Anything you would do differently next time?

  • I would allow a longer time for the speakers and activities so I would have less planned for the one event to give everything more room
  • I would try not to stress so much about promoting it and losing sleep over worrying about the numbers attending. We ended up having 32 people attend which was lower than the 84 who had booked on Eventbrite but it didn't matter as the people who attended really benefited from it. 
  • I would plan how much time I would spend on organising it -  it doesn’t need to be a full time job!

What are your top tips for running an online activity?

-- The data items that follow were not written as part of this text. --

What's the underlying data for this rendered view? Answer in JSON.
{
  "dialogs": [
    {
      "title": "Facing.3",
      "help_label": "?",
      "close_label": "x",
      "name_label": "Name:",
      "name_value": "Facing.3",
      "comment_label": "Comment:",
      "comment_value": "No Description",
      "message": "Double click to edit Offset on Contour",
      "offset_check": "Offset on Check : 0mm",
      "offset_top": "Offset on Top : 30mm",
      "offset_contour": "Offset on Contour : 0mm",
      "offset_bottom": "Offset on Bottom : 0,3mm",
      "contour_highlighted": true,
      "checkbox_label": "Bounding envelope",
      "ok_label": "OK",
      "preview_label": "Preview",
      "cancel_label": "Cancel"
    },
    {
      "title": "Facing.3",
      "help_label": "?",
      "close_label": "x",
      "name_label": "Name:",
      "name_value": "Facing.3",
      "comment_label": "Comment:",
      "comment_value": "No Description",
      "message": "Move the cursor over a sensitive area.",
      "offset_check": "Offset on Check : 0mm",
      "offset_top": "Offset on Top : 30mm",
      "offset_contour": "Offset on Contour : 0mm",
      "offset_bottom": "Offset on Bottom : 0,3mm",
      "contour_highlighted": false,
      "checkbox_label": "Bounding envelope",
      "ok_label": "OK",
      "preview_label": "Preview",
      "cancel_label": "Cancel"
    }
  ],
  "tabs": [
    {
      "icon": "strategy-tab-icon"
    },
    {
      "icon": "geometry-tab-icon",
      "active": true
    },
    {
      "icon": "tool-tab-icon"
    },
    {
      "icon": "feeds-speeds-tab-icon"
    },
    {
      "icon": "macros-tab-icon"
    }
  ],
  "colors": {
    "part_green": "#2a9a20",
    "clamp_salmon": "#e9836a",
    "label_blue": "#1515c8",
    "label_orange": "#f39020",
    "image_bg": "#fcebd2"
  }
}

  • Don’t try and do too much so it gets out of hand. Have a bunch of people who can help you and take on some of the responsibilities, so you’re are not doing it all alone for example someone could take the lead on sending reminder emails to attendees or you might know someone who would love to act as the MC or host on the day. 
  • Think about how much time you need to plan and how you are going to look after yourself throughout the process. 
  • Have calls with presenters so you can get to know them and be comfortable working with them and get rapport going
  • Ensure the lighting in your room works for being seen on Zoom and that the technology is set up correctly
  • Make sure people have resources they need and space set up to participate beforehand eg. paper to do art or space to do yoga
  • Have any speakers or activity leaders  join 15 min early on the day so you can test everything is working correctly. 
  • Keep the chat alive during the event and get people commenting. It creates a buzz and allows interaction.